ABC calibration is best suited for IAQ or any application where fresh air CO2 levels can be recorded by the sensor every few days. Otherwise, known gas (either nitrogen or fresh air) calibration should be used. Most of our sensors and some of our products have the ability to turn ABC on or off in the software, depending on how it will be used in an application.

Learn more about ABC calibration here.

Common Questions about Calibration

Do CO2 sensors need calibration?

Yes. Over time, all CO2 sensors need calibration to maintain accuracy. Even sensors that use ABC Calibration (see above) function best with regular calibration. Read the user's manual for the manufacturers recommended calibration interval. 

How often should a CO2 sensor be calibrated?

The more accurate the CO2 reading required, the more often it should be calibrated. However, CO2Meter staff typically recommends customers to place their sensors or devices on a regular calibration cycle like their important devices and equipment. 

For specific industries we recommend the following calibration cycles and methods:

  • Scientific Experimentation – zero calibration before each test 
  • Safety – zero calibration at least annually
  • Beverage/Restaurant - zero with nitrogen at least annually
  • Indoor Greenhouse – zero with nitrogen after each growing cycle
  • Manufacturing – zero with nitrogen at least annually
  • Indoor Air Quality – ABC or fresh air as desired

These are general guidelines. Calibration schedules may also be dictated by experimental protocols or by particular industrial standards. Be sure to consult your specific sensor requirements for your application.

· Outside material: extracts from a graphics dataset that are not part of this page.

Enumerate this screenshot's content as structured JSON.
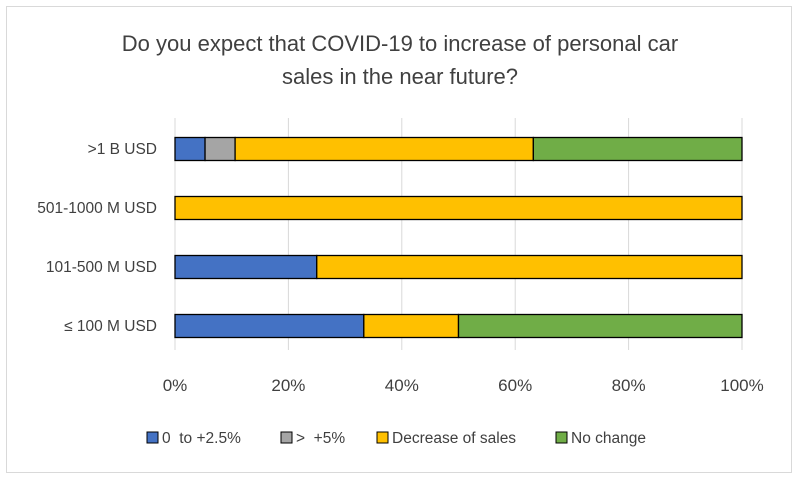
{
  "chart_data": {
    "type": "bar",
    "orientation": "horizontal",
    "stacked": "percent",
    "title": "Do you expect that COVID-19 to increase of personal car sales in the near future?",
    "title_lines": [
      "Do you expect that COVID-19 to increase of personal car",
      "sales in the near future?"
    ],
    "categories": [
      ">1 B USD",
      "501-1000 M USD",
      "101-500 M USD",
      "≤ 100 M USD"
    ],
    "series": [
      {
        "name": "0  to +2.5%",
        "color": "#4472c4",
        "values": [
          5.3,
          0,
          25,
          33.3
        ]
      },
      {
        "name": ">  +5%",
        "color": "#a5a5a5",
        "values": [
          5.3,
          0,
          0,
          0
        ]
      },
      {
        "name": "Decrease of sales",
        "color": "#ffc000",
        "values": [
          52.6,
          100,
          75,
          16.7
        ]
      },
      {
        "name": "No change",
        "color": "#70ad47",
        "values": [
          36.8,
          0,
          0,
          50
        ]
      }
    ],
    "x_ticks": [
      "0%",
      "20%",
      "40%",
      "60%",
      "80%",
      "100%"
    ],
    "xlim": [
      0,
      100
    ],
    "grid": "vertical",
    "legend_position": "bottom"
  }
}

How do I know if my CO2 detector is bad?

The easiest way to test the sensor is to take your CO2 detector outdoors. Since fresh air has about 400 ppm carbon dioxide, your CO2 detector should measure the same. 

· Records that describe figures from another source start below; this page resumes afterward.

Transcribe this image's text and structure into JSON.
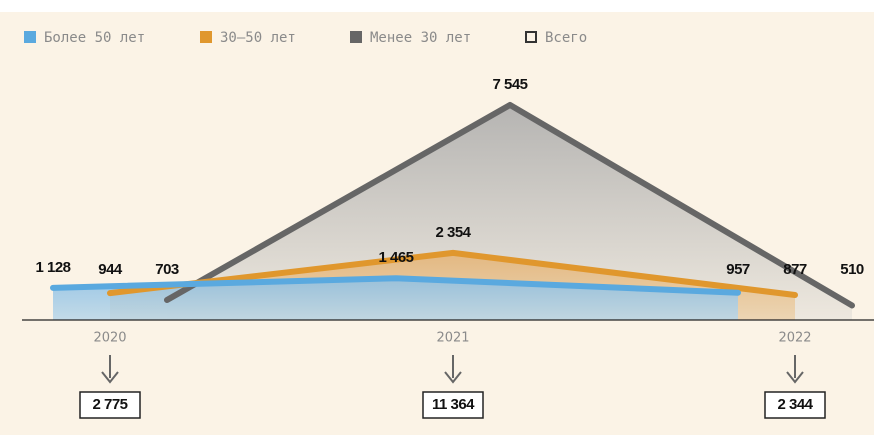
{
  "chart_data": {
    "type": "area",
    "categories": [
      "2020",
      "2021",
      "2022"
    ],
    "ylim": [
      0,
      8000
    ],
    "series": [
      {
        "name": "Более 50 лет",
        "color": "#5aa9df",
        "values": [
          1128,
          1465,
          957
        ],
        "value_labels": [
          "1 128",
          "1 465",
          "957"
        ]
      },
      {
        "name": "30–50 лет",
        "color": "#e0972d",
        "values": [
          944,
          2354,
          877
        ],
        "value_labels": [
          "944",
          "2 354",
          "877"
        ]
      },
      {
        "name": "Менее 30 лет",
        "color": "#666666",
        "values": [
          703,
          7545,
          510
        ],
        "value_labels": [
          "703",
          "7 545",
          "510"
        ]
      }
    ],
    "totals": {
      "name": "Всего",
      "values": [
        2775,
        11364,
        2344
      ],
      "value_labels": [
        "2 775",
        "11 364",
        "2 344"
      ]
    }
  }
}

Another quick test is to simply blow into the CO2 detectors' sensor opening. Human breath contains about 3,000 ppm CO2. The detector should quickly notice a rise in the CO2 level. Once you quit blowing on it, the detector should return to a normal CO2 level.

How long does a CO2 sensor last?

Most modern CO2 detectors use an NDIR sensor. With proper handling they should last between 10 and 15 years. 

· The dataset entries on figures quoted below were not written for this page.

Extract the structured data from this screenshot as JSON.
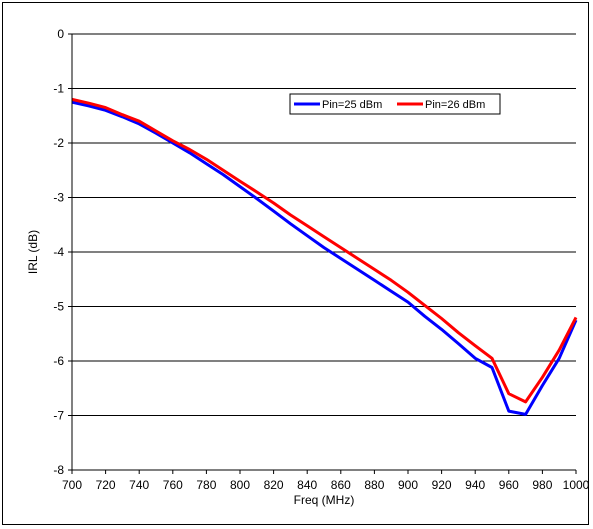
{
  "chart_data": {
    "type": "line",
    "title": "",
    "xlabel": "Freq (MHz)",
    "ylabel": "IRL (dB)",
    "xlim": [
      700,
      1000
    ],
    "ylim": [
      -8,
      0
    ],
    "x_ticks": [
      700,
      720,
      740,
      760,
      780,
      800,
      820,
      840,
      860,
      880,
      900,
      920,
      940,
      960,
      980,
      1000
    ],
    "y_ticks": [
      0,
      -1,
      -2,
      -3,
      -4,
      -5,
      -6,
      -7,
      -8
    ],
    "grid": "horizontal",
    "legend_position": "top-right",
    "series": [
      {
        "name": "Pin=25 dBm",
        "color": "#0000ff",
        "x": [
          700,
          710,
          720,
          730,
          740,
          750,
          760,
          770,
          780,
          790,
          800,
          810,
          820,
          830,
          840,
          850,
          860,
          870,
          880,
          890,
          900,
          910,
          920,
          930,
          940,
          950,
          960,
          970,
          980,
          990,
          1000
        ],
        "y": [
          -1.25,
          -1.32,
          -1.4,
          -1.52,
          -1.65,
          -1.82,
          -2.0,
          -2.18,
          -2.38,
          -2.58,
          -2.8,
          -3.02,
          -3.25,
          -3.48,
          -3.7,
          -3.92,
          -4.12,
          -4.32,
          -4.52,
          -4.72,
          -4.92,
          -5.18,
          -5.42,
          -5.68,
          -5.95,
          -6.12,
          -6.92,
          -6.98,
          -6.45,
          -5.95,
          -5.25
        ]
      },
      {
        "name": "Pin=26 dBm",
        "color": "#ff0000",
        "x": [
          700,
          710,
          720,
          730,
          740,
          750,
          760,
          770,
          780,
          790,
          800,
          810,
          820,
          830,
          840,
          850,
          860,
          870,
          880,
          890,
          900,
          910,
          920,
          930,
          940,
          950,
          960,
          970,
          980,
          990,
          1000
        ],
        "y": [
          -1.2,
          -1.27,
          -1.35,
          -1.48,
          -1.6,
          -1.78,
          -1.96,
          -2.12,
          -2.3,
          -2.5,
          -2.7,
          -2.9,
          -3.1,
          -3.32,
          -3.52,
          -3.72,
          -3.92,
          -4.12,
          -4.32,
          -4.52,
          -4.74,
          -4.98,
          -5.22,
          -5.48,
          -5.72,
          -5.95,
          -6.6,
          -6.75,
          -6.3,
          -5.8,
          -5.2
        ]
      }
    ]
  }
}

Note however, that low-cost CO2 meters may use electrochemical or VOC (volatile organic compound) sensors that only give an approximate CO2 level reading. These sensors normally have a lifespan of 2 to 3 years. In addition, some hand-held industrial safety monitors use electrochemical 

Can I calibrate my own gas detector?

Absolutely. Business safety department employees do it all the time. In general, you'll need a cylinder of calibration gas(s), a regulator a calibration bag and some tubing  Simply reference your devices calibration procedure in the product manual for instructions. for your specific gas detector, monitor, or sensor.

The challenge is that in a business or factory if an employee is overcome by gas the lawyers will want to see a certificate of calibration. For this reason, many small businesses prefer to have their devices calibrated yearly by the supplier.

Can SODASORB be used to calibrate your CO2 sensor?

SODASORB® absorbent is intended for use in anesthesia circle systems and respiratory therapy equipment for the purpose of removing exhaled carbon dioxide. SODASORB® makes it possible for intended in-line gases to be rebreathed by the patient. As it absorbs carbon dioxide, a dye added during manufacture changes color so you can tell when it must be replaced.

We have had customers put SODASORB® in a condenser tube and push or pull air through it with a small pump to achieve low CO2 air for calibration. While SODASORB® is fine for this purpose, it is not perfect. From our observations, 10-20 ppm (parts-per-million) of CO2 will remain in the gas after being passed through the absorbent. Therefore, if using SODASORB® for calibration, you will have to bias your baseline. For example, you could first calibrate using nitrogen, then measure air passed through SODASORB®, and record the CO2 level difference in ppm. The difference would be then used to bias your recorded data.